Thursday, May 11, 2017

No-nonsense food

This is just a little update to my post the other day about the low level of BS in Spain. Here are a couple examples of no-nonsense food. In North America, in a lot of places, when you order seafood you get a little bit of seafood surrounded by acres of other stuff. I'm recalling one dish recently where they served a tiny little piece of wizened and over-cooked sea bass absolutely swimming in a lake of pumpkin seed sauce with some tomato concassée dribbled over top. But here, you order seafood, you get seafood. This is a dish of grilled shellfish:


and that, apart from a lemon, is all you get. Mussels, three kinds of prawns (big pink ones in front, little pink ones in back and big red ones in the middle), two things like miniature lobsters and some things I have never eaten before but what I see from Google are razor clams. Really tasty all of them and really, really messy to eat!

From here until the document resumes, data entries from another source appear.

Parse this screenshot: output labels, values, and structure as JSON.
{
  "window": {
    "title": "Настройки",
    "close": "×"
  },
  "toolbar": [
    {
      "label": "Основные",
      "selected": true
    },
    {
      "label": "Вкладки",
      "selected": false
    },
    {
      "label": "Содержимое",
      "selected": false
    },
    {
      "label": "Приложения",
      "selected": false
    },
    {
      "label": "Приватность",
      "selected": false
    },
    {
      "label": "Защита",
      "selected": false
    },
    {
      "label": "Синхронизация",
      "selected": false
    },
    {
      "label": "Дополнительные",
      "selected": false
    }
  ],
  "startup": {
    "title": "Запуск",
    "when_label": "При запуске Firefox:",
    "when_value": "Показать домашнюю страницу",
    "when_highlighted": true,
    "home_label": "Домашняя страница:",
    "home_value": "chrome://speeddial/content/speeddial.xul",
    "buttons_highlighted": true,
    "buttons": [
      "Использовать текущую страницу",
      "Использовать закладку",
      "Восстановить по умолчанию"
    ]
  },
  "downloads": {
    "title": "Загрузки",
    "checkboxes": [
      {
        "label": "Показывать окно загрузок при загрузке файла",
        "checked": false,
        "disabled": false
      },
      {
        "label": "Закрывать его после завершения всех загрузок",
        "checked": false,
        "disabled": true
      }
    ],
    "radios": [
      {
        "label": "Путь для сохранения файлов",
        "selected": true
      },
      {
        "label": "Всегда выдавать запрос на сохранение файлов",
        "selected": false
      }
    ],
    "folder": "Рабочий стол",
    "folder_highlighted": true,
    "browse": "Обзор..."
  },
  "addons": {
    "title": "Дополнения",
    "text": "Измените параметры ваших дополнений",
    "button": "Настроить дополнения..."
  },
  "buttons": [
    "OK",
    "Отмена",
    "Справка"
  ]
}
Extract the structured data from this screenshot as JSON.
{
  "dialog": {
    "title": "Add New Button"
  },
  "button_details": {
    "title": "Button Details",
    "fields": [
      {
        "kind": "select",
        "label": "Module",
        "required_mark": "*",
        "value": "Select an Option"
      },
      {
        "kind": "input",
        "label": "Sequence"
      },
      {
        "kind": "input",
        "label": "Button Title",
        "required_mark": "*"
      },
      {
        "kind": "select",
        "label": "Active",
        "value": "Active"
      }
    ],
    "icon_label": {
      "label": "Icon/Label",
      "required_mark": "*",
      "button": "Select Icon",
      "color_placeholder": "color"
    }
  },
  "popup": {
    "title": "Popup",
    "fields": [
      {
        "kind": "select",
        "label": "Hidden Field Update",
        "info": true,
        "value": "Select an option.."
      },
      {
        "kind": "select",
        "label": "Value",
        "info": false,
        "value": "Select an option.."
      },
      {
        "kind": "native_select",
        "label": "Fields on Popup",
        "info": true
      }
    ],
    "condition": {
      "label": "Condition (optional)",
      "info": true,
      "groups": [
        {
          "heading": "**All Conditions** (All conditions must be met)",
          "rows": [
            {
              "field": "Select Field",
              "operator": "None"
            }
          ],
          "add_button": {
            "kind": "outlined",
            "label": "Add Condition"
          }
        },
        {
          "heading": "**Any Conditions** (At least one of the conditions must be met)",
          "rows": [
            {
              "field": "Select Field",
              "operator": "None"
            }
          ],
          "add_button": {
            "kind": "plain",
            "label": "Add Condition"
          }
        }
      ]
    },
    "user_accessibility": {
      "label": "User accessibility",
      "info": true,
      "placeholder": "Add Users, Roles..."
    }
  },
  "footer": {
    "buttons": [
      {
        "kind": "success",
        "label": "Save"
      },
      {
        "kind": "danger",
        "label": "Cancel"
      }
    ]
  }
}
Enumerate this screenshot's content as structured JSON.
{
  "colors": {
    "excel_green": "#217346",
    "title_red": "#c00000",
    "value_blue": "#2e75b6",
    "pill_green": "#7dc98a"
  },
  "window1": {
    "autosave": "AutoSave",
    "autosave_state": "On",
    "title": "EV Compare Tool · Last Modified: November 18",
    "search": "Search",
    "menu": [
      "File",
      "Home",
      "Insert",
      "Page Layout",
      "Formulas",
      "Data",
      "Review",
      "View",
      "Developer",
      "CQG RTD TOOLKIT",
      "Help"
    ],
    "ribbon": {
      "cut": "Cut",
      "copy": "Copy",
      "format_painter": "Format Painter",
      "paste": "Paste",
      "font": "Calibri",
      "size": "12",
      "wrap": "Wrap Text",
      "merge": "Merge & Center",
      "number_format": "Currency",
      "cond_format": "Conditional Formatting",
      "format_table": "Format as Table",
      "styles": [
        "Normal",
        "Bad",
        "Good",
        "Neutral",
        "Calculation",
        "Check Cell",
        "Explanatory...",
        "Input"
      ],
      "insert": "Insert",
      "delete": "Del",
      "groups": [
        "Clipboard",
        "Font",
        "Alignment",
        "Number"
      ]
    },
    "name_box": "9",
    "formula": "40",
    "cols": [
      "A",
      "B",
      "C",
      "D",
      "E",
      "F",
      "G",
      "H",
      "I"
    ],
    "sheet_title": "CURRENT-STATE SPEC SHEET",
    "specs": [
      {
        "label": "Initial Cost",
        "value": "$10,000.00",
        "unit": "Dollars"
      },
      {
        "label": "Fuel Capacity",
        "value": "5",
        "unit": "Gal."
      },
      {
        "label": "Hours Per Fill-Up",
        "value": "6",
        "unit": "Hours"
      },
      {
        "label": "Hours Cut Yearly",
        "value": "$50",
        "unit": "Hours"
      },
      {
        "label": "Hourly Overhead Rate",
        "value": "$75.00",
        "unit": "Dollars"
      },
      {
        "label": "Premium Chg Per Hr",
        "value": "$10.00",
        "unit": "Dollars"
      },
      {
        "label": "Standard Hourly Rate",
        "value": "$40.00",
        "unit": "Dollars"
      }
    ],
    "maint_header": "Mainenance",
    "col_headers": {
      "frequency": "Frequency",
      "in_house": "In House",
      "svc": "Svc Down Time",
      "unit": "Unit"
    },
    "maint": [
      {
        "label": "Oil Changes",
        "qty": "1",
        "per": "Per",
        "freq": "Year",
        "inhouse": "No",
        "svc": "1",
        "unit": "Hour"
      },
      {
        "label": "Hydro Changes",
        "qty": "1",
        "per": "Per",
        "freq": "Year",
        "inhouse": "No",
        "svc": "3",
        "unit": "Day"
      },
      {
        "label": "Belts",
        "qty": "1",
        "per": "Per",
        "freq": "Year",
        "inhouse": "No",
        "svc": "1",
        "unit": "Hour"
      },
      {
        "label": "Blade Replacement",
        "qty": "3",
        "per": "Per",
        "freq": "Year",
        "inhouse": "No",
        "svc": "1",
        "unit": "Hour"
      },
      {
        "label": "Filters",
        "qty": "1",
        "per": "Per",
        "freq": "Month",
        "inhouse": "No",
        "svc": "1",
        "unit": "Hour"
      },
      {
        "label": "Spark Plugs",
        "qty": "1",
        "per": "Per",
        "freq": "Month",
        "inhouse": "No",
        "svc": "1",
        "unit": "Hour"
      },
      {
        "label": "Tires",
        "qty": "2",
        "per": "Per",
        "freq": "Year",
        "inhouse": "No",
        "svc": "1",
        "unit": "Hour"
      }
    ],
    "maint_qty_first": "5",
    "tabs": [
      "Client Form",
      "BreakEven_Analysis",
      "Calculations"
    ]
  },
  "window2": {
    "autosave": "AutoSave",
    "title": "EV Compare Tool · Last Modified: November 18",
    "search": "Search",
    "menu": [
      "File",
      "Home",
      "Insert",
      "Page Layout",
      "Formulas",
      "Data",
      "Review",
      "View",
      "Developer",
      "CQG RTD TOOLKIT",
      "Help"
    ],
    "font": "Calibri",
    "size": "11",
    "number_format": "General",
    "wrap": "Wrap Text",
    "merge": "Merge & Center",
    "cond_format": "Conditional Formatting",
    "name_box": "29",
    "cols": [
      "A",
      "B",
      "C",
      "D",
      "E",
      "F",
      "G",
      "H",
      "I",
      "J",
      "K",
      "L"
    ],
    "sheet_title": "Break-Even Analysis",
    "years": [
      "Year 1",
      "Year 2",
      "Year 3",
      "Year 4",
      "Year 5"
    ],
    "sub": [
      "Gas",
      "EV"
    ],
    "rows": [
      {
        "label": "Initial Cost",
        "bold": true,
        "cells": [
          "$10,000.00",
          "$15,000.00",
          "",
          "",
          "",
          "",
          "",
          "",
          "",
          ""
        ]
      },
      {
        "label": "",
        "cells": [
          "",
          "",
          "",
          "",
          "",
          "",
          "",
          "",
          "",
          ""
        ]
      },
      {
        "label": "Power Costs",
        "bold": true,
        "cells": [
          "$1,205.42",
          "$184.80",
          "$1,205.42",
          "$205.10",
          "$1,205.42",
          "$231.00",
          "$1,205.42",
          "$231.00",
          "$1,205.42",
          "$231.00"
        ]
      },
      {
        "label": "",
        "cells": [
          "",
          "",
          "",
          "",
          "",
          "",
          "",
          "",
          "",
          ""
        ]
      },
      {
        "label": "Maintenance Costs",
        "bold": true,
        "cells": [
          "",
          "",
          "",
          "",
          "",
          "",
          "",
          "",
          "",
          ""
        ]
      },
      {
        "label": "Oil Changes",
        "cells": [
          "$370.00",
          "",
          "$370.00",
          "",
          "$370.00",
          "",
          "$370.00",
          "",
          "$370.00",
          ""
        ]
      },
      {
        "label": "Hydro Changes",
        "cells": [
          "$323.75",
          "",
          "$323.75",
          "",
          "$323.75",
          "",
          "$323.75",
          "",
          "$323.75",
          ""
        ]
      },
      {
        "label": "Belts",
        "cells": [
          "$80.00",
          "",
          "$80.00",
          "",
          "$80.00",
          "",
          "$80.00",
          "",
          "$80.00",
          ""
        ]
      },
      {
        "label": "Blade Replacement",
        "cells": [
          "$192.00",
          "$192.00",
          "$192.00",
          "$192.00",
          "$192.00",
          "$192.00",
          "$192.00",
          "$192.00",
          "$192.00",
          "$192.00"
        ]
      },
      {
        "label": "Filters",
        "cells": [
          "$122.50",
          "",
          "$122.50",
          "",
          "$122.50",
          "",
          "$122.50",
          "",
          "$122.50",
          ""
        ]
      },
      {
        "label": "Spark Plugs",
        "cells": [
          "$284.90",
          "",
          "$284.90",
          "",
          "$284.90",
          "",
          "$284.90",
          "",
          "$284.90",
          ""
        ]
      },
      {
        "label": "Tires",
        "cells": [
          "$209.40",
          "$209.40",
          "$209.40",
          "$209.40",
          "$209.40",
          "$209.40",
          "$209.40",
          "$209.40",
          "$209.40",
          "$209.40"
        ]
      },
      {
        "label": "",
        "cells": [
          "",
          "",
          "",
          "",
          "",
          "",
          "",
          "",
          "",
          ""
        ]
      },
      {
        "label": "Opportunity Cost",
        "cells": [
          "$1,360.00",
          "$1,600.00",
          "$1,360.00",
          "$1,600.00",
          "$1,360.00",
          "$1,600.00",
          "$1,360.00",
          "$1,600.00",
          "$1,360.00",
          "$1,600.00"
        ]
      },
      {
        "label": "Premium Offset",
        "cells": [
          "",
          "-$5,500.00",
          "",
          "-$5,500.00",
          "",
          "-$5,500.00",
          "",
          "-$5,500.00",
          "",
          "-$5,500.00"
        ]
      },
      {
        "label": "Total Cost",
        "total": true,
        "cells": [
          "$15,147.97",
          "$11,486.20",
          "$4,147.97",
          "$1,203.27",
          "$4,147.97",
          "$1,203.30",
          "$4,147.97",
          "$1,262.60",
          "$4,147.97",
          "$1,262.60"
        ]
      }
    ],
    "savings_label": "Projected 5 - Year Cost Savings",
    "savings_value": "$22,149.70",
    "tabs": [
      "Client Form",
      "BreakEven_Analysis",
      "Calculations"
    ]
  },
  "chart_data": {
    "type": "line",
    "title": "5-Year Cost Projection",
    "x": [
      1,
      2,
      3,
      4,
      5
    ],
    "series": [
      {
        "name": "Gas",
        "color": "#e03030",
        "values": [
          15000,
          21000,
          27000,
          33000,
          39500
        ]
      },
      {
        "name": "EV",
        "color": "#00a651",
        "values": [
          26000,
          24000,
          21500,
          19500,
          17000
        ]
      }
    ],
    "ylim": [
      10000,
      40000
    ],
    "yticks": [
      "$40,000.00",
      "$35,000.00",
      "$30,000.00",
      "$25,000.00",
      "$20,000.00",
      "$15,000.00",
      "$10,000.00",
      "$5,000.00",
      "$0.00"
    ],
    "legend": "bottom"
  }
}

More no-nonsense food. They are very big on ham in Spain. Very big. Iberian ham (jamón ibérico) is a specialty and you can read all about the special black pigs and the method used to cure the ham, which takes from a year to four years, at the link. They keep enough on hand to meet immediate needs at the little tapas bar on the corner I like to frequent:


Oh yes, they are pretty serious about ham.

3 comments:

Marc in Eugene said...

Eugene is lucky to have one or two seafood restaurants that will do meals just as you have depicted in your photograph-- the ocean is only a couple of hours away, after all-- although there are attempts made at the haute cuisine style too, rather pointlessly in my estimation. I understand that eventually you need to rearrange the beef and the eggs and the chicken and the salad but fresh seafood?

Just spent fifteen minutes looking at videos about jamon ibérico &c &c: the next test will be resisting buying some at the store (although that won't be too difficult, honestly, because it is sold-- as I recall-- in two or ounce packets for twenty dollars or some such ridiculous price).

Bryan Townsend said...

Oh yes, this is not cheap ham. On the other hand, I've never tasted anything like it. I was reading the Wikipedia article and realized that while I have had the regular jamon iberico, I have not had the jamon de bellota, where the pigs are fed only olives and acorns for the last period. A tapas plate at the local tapas bar is €9, which I guess is pretty good. Have to try it!

Will Wilkin said...

You've written a little about the Reconquista, so its only fitting you now enjoy one of its most fortunate results: Spanish Ham.